MOSCOW — MOSCOW -- After two years shut out from the Russian automobile market by prohibitive import taxes, the United States' two biggest automakers are making plans to set up local manufacturing facilities.
During the course of this month, both General Motors and Ford Motor Co. announced they were in talks on vehicle-assembly plants in the former Soviet Union.
In early December, General Motors formed a $250 million joint venture to build 50,000 Chevrolet Blazers a year at a plant in Tatarstan, 1,400 kilometers east of Moscow.
A week later, Ford announced that it had signed a memorandum of understanding for the development of a joint-venture assembly plant in Minsk, the capital of the former Soviet &L; Republic of Belarus.
The announcements fit in with the global expansion plans of GM and Ford but each company says the main reason for setting up locally is that it provides a way to avoid Russia's high import tariffs. Those tariffs add between 250 percent and 300 percent onto the factory price of U.S.-built vehicles.

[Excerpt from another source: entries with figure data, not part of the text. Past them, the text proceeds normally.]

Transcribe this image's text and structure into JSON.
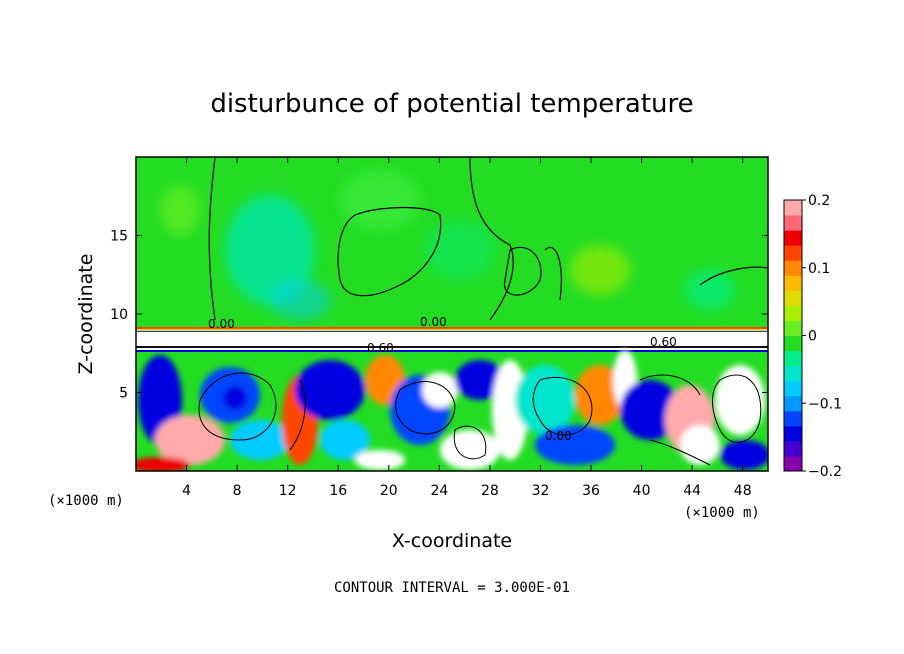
{
  "chart_data": {
    "type": "heatmap",
    "title": "disturbunce of potential temperature",
    "xlabel": "X-coordinate",
    "ylabel": "Z-coordinate",
    "x_unit_left": "(×1000 m)",
    "x_unit_right": "(×1000 m)",
    "xlim": [
      0,
      50
    ],
    "ylim": [
      0,
      20
    ],
    "x_ticks": [
      4,
      8,
      12,
      16,
      20,
      24,
      28,
      32,
      36,
      40,
      44,
      48
    ],
    "y_ticks": [
      5,
      10,
      15
    ],
    "x_tick_labels": [
      "4",
      "8",
      "12",
      "16",
      "20",
      "24",
      "28",
      "32",
      "36",
      "40",
      "44",
      "48"
    ],
    "y_tick_labels": [
      "5",
      "10",
      "15"
    ],
    "colorbar": {
      "range": [
        -0.2,
        0.2
      ],
      "tick_values": [
        0.2,
        0.1,
        0,
        -0.1,
        -0.2
      ],
      "tick_labels": [
        "0.2",
        "0.1",
        "0",
        "−0.1",
        "−0.2"
      ],
      "colors": [
        "#8800aa",
        "#4400cc",
        "#0000e0",
        "#0044ff",
        "#0099ff",
        "#00ccff",
        "#00e6cc",
        "#00ee88",
        "#22dd22",
        "#66ee22",
        "#aaee00",
        "#dddd00",
        "#ffbb00",
        "#ff8800",
        "#ff4400",
        "#ee0000",
        "#ff6677",
        "#ffaaaa"
      ]
    },
    "contour_interval_text": "CONTOUR INTERVAL = 3.000E-01",
    "contour_labels": [
      "0.00",
      "0.00",
      "0.60",
      "0.60",
      "0.00"
    ],
    "layers": {
      "upper_field_value": 0.0,
      "inversion_layer_z": [
        7.8,
        9.3
      ],
      "lower_turbulent_z": [
        0,
        7.8
      ]
    }
  }
}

For example, a six-cylinder car that sells for $24,000 in the United States retails for about $61,000 in Russia.
Louis Hughes, president of General Motors International Operations, said that tariff considerations were a major factor in GM's decision to set up its plant. He said the Chevrolet Blazer had sold well in Russia despite the very high level of import taxes. But he added, "we expect that a locally produced Chevrolet Blazer will be able to be more popularly priced."
Ford's decision to open a kit assembly plant in Belarus also will bring import tax benefits, but they will depend on the fate of diplomatic relations between Russia and its neighbors.

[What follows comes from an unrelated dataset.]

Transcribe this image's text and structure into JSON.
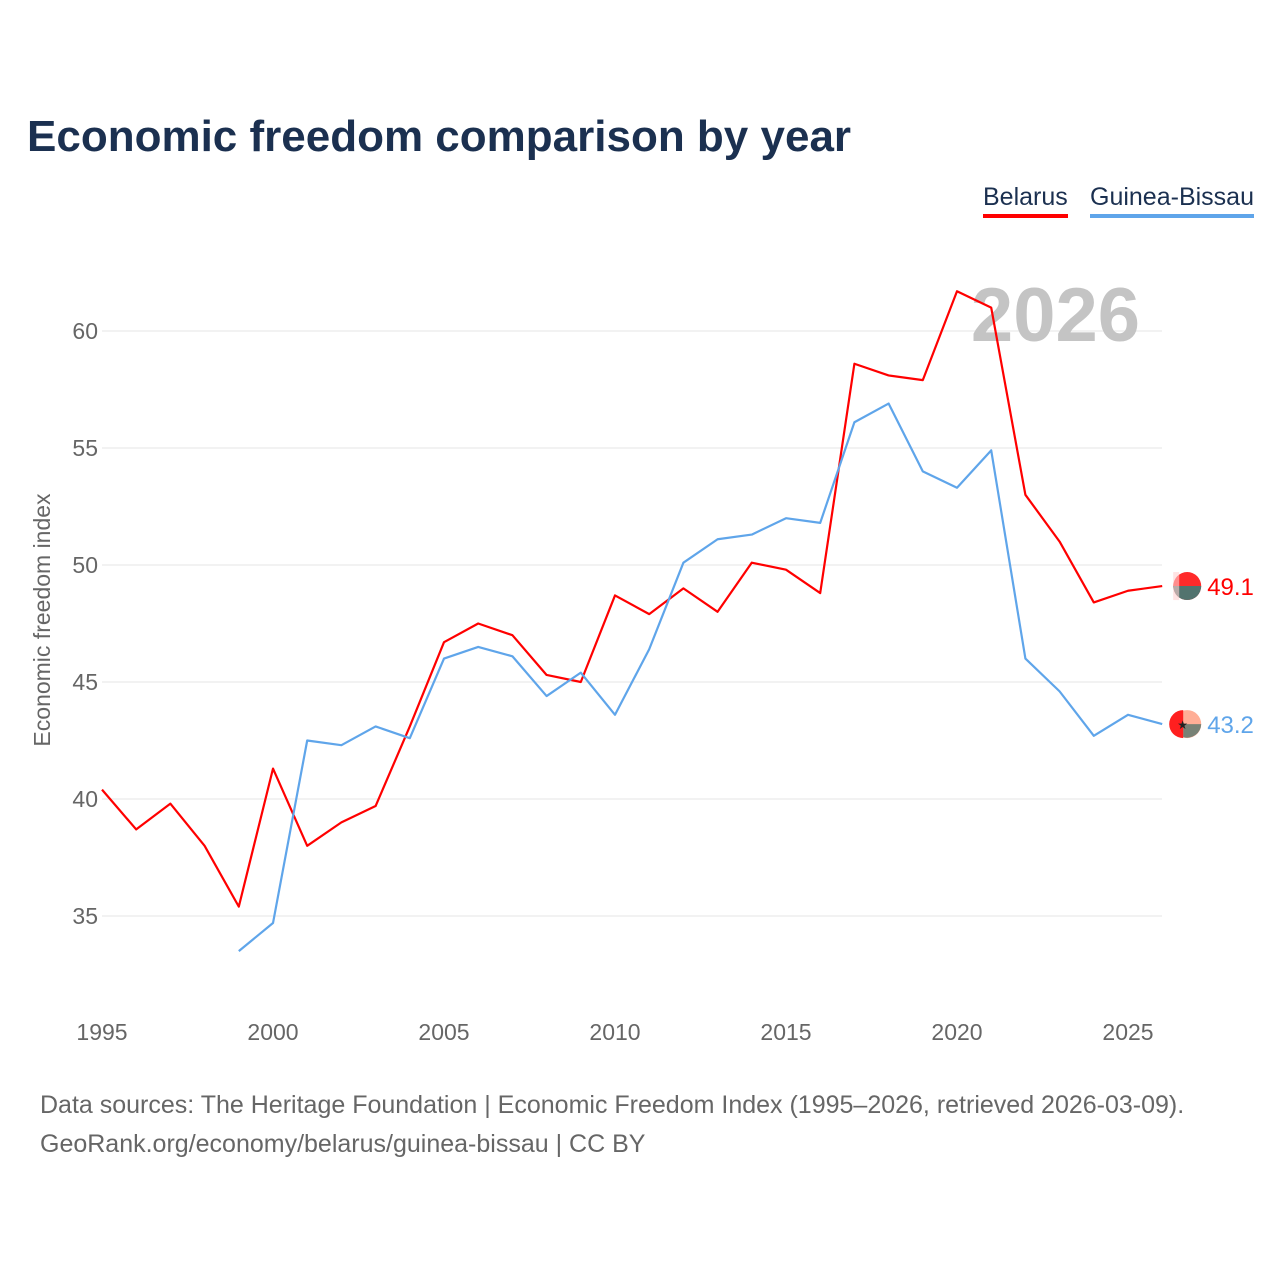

Belarus itself is a fairly impoverished country of 10 million with a small automobile market, but since June it has entered into a customs union with the much bigger Russian market of 150 million and also with Kazakhstan, population 17 million.
Ford says it is hoping to sell vehicles assembled in Belarus to its dealer network throughout Russia and Kazakhstan. Dmitry Yurushkin, a consultant for Ford in Russia, said, "From an economic point of view, Russia and Belarus are practically the same country."

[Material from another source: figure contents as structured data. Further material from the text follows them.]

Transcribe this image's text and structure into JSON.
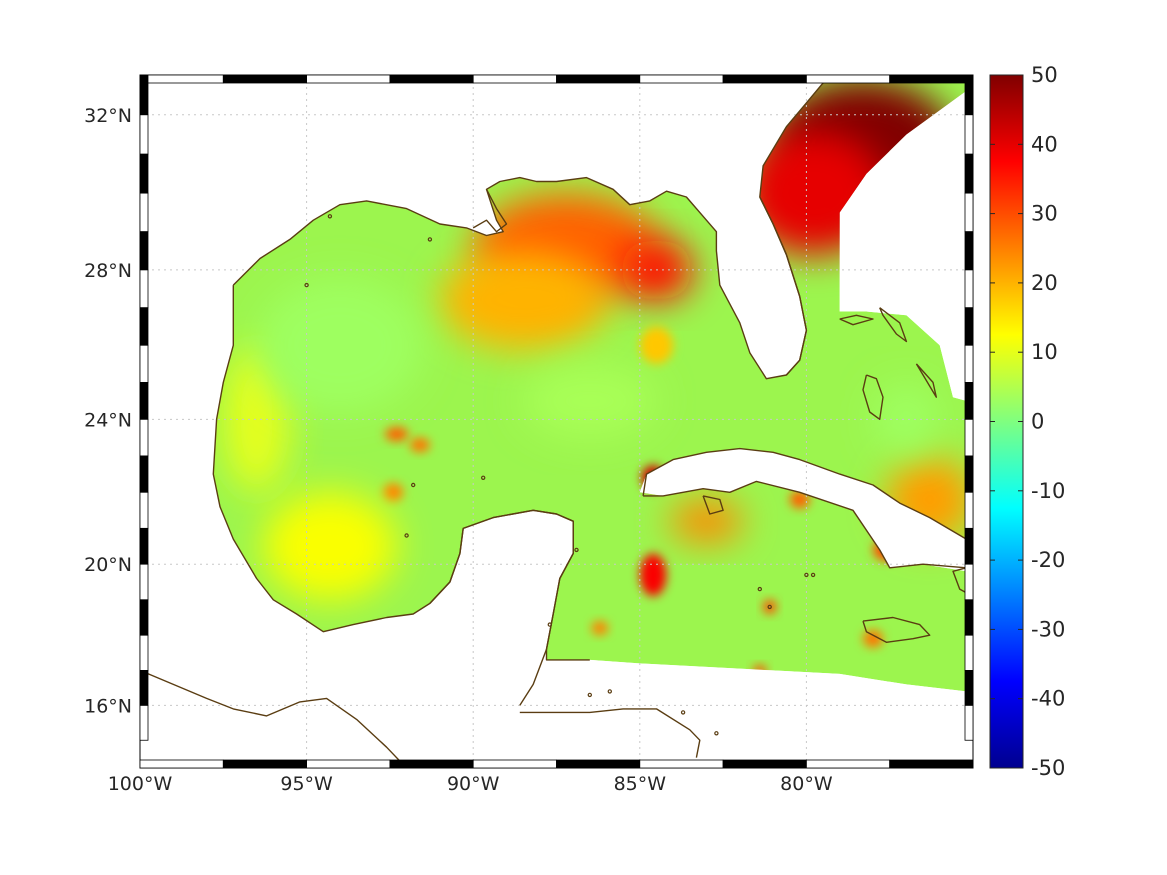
{
  "map": {
    "projection": "mercator",
    "lon_range": [
      -100,
      -75
    ],
    "lat_range": [
      14.2,
      33
    ],
    "lon_ticks": [
      {
        "value": -100,
        "label": "100°W"
      },
      {
        "value": -95,
        "label": "95°W"
      },
      {
        "value": -90,
        "label": "90°W"
      },
      {
        "value": -85,
        "label": "85°W"
      },
      {
        "value": -80,
        "label": "80°W"
      }
    ],
    "lat_ticks": [
      {
        "value": 32,
        "label": "32°N"
      },
      {
        "value": 28,
        "label": "28°N"
      },
      {
        "value": 24,
        "label": "24°N"
      },
      {
        "value": 20,
        "label": "20°N"
      },
      {
        "value": 16,
        "label": "16°N"
      }
    ],
    "grid": true,
    "coastline_color": "#5a3d12",
    "frame_style": "black-white alternating border"
  },
  "colorbar": {
    "colormap": "jet",
    "range": [
      -50,
      50
    ],
    "position": "right",
    "ticks": [
      "50",
      "40",
      "30",
      "20",
      "10",
      "0",
      "-10",
      "-20",
      "-30",
      "-40",
      "-50"
    ]
  },
  "field_blobs": [
    {
      "lon": -78.3,
      "lat": 31.2,
      "value": 50,
      "rx": 2.8,
      "ry": 1.7
    },
    {
      "lon": -79.8,
      "lat": 30.0,
      "value": 40,
      "rx": 2.2,
      "ry": 1.6
    },
    {
      "lon": -87.2,
      "lat": 28.6,
      "value": 28,
      "rx": 2.8,
      "ry": 1.4
    },
    {
      "lon": -84.5,
      "lat": 28.0,
      "value": 36,
      "rx": 1.1,
      "ry": 0.8
    },
    {
      "lon": -88.5,
      "lat": 27.2,
      "value": 20,
      "rx": 2.5,
      "ry": 1.3
    },
    {
      "lon": -84.6,
      "lat": 22.4,
      "value": 42,
      "rx": 0.35,
      "ry": 0.35
    },
    {
      "lon": -84.6,
      "lat": 19.7,
      "value": 38,
      "rx": 0.4,
      "ry": 0.6
    },
    {
      "lon": -83.0,
      "lat": 21.2,
      "value": 24,
      "rx": 1.1,
      "ry": 0.6
    },
    {
      "lon": -76.3,
      "lat": 21.8,
      "value": 22,
      "rx": 1.3,
      "ry": 1.2
    },
    {
      "lon": -77.6,
      "lat": 20.4,
      "value": 30,
      "rx": 0.4,
      "ry": 0.3
    },
    {
      "lon": -92.3,
      "lat": 23.6,
      "value": 28,
      "rx": 0.35,
      "ry": 0.2
    },
    {
      "lon": -91.6,
      "lat": 23.3,
      "value": 26,
      "rx": 0.3,
      "ry": 0.2
    },
    {
      "lon": -92.4,
      "lat": 22.0,
      "value": 25,
      "rx": 0.3,
      "ry": 0.25
    },
    {
      "lon": -80.2,
      "lat": 21.8,
      "value": 28,
      "rx": 0.3,
      "ry": 0.25
    },
    {
      "lon": -81.1,
      "lat": 18.8,
      "value": 30,
      "rx": 0.2,
      "ry": 0.2
    },
    {
      "lon": -81.4,
      "lat": 17.0,
      "value": 30,
      "rx": 0.2,
      "ry": 0.15
    },
    {
      "lon": -86.2,
      "lat": 18.2,
      "value": 25,
      "rx": 0.25,
      "ry": 0.2
    },
    {
      "lon": -78.0,
      "lat": 17.9,
      "value": 26,
      "rx": 0.3,
      "ry": 0.25
    },
    {
      "lon": -94.3,
      "lat": 20.5,
      "value": 12,
      "rx": 2.0,
      "ry": 1.5
    },
    {
      "lon": -96.5,
      "lat": 24.0,
      "value": 10,
      "rx": 1.0,
      "ry": 2.0
    },
    {
      "lon": -77.0,
      "lat": 24.0,
      "value": 3,
      "rx": 1.0,
      "ry": 1.0
    },
    {
      "lon": -94.0,
      "lat": 26.0,
      "value": 3,
      "rx": 2.5,
      "ry": 1.8
    },
    {
      "lon": -86.5,
      "lat": 24.5,
      "value": 4,
      "rx": 2.0,
      "ry": 1.0
    },
    {
      "lon": -84.5,
      "lat": 26.0,
      "value": 18,
      "rx": 0.5,
      "ry": 0.5
    }
  ]
}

But the rules of the customs union are still unclear and some industry analysts questioned whether Russian automakers will accept competition coming at low rates of import duty from across the border.
Russian carmakers, especially AvtoVAZ, which makes about half million cheap but very poor quality Lada vehicles a year, are lobbying hard against lowering of import taxes.
In response to these pressures, Russia has raised import taxes on cars seven times since December 1993. The tax increases squelched U.S. exports, which dropped from $118 million in 1993 to $49 million in 1994. Industry analysts say sales have recovered slightly this year.
Russian customs officials say the tax increases have risen to the point where smuggling is about the only way to import cars into Russia at a reasonable price. So Ford has signed a memorandum of understanding with the Belarussian government, although it says it will not have a clear deal until spring.
And GM has set up a formal joint venture with a Russian partner and could start manufacturing within 24 months, but the project is still waiting for support and final approval from the Russian government.